Hospital parking inevitably gets back to pricing and the fact that people don’t want to pay at all. Generally, parking should be run in an effective and efficient manner, delivering the benefits of the resources to the most in need. But most hospitals use a mixture of legacy and other local/political influences to come up with a solution – and it’s generally tailored to the site.
UCLA Urban Planning Professor Donald Shoup writes about the benefits of having occupancy of 85%, or 1 space in 8 constantly being turned over, as being efficient and effective, but being off-street and mostly behind barriers, the occupancy rate can be managed much higher than that.
You can then manage supply and demand to get a price. Occupancy and demand drive price.
If there is one golden rule in parking, it is that occupancy is the main parameter that tells you the resource is being used efficiently. Spread the resource through the hierarchy of stakeholders, patients and visitors first, and use price to control it.
Price must be able to go up and down with occupancy and hospital seasonality. Then the resource will be used as efficiently as you may ever get.
All of these understandings are second nature to a parking professional. I suspect that if you started to talk about occupancy, average length of stay and an efficient use of parking resources, most hospital staff would look at you strangely.
“It’s just parking,” they would say, as if it’s just a Home Depot DIY project. And you will smile back at them with an embarrassed grin, agreeing with them as they are the potential client. We have all done that.
Providing a balanced parking system that operates a methodology that embraces good principles, provides some solutions for all users, supports the vulnerable, and is highly auditable, all while connecting with a good technology mix, gives the hospital the best chance of providing a touch-point with the patient that will enhance the healing process, in its own small way. And that is a good thing.
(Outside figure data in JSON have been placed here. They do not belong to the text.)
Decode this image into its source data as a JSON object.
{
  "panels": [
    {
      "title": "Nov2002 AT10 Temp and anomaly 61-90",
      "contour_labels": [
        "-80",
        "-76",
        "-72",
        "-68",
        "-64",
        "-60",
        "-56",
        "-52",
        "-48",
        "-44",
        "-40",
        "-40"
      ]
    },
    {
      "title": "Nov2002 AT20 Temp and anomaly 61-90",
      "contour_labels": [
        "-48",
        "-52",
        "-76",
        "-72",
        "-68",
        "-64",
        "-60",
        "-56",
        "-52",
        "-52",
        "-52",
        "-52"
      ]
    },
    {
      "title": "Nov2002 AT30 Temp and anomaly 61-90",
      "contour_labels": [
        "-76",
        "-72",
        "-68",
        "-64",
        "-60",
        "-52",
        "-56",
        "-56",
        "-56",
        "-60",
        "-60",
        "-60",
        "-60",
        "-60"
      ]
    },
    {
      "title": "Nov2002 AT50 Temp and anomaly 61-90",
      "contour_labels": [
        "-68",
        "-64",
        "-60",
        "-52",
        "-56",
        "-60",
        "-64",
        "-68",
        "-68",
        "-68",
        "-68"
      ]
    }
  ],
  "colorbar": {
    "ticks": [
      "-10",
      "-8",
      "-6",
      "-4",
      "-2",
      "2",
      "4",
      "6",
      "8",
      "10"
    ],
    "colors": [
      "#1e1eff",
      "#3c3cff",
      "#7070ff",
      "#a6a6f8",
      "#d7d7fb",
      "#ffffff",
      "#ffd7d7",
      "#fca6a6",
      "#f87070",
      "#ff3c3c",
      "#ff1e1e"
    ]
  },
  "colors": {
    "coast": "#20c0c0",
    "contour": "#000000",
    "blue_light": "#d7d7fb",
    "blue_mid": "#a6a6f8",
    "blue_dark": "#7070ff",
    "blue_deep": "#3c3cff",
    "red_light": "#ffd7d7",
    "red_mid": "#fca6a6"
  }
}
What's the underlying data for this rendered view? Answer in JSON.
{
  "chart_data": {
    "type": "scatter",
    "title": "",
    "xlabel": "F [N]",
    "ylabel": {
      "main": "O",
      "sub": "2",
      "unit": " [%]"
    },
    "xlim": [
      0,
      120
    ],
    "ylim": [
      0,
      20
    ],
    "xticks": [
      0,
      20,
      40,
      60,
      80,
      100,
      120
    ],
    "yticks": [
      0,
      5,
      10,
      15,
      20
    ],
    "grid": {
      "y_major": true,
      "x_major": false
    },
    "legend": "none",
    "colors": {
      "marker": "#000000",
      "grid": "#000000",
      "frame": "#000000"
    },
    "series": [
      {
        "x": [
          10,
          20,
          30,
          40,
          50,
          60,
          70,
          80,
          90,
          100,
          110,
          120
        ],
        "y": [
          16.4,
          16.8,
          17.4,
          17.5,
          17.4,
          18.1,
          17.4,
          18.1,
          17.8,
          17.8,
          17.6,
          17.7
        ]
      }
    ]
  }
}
One day, hospital parking will become important. As knowledge, technology and innovation push forward, hospitals will require a parking professional, who will be the only one who understand how to dovetail parking knowledge into the increasingly busy hospital sites.
Marrying the complexities of a hospital site with those of modern parking methodologies and technologies means the solution will not be some do-it-yourself project, but a full-spec solution left to professionals. The day is coming.
Kevin Warwood is a parking consultant and blogger
(at www.parkingithere.blogspot.com) based in New Zealand.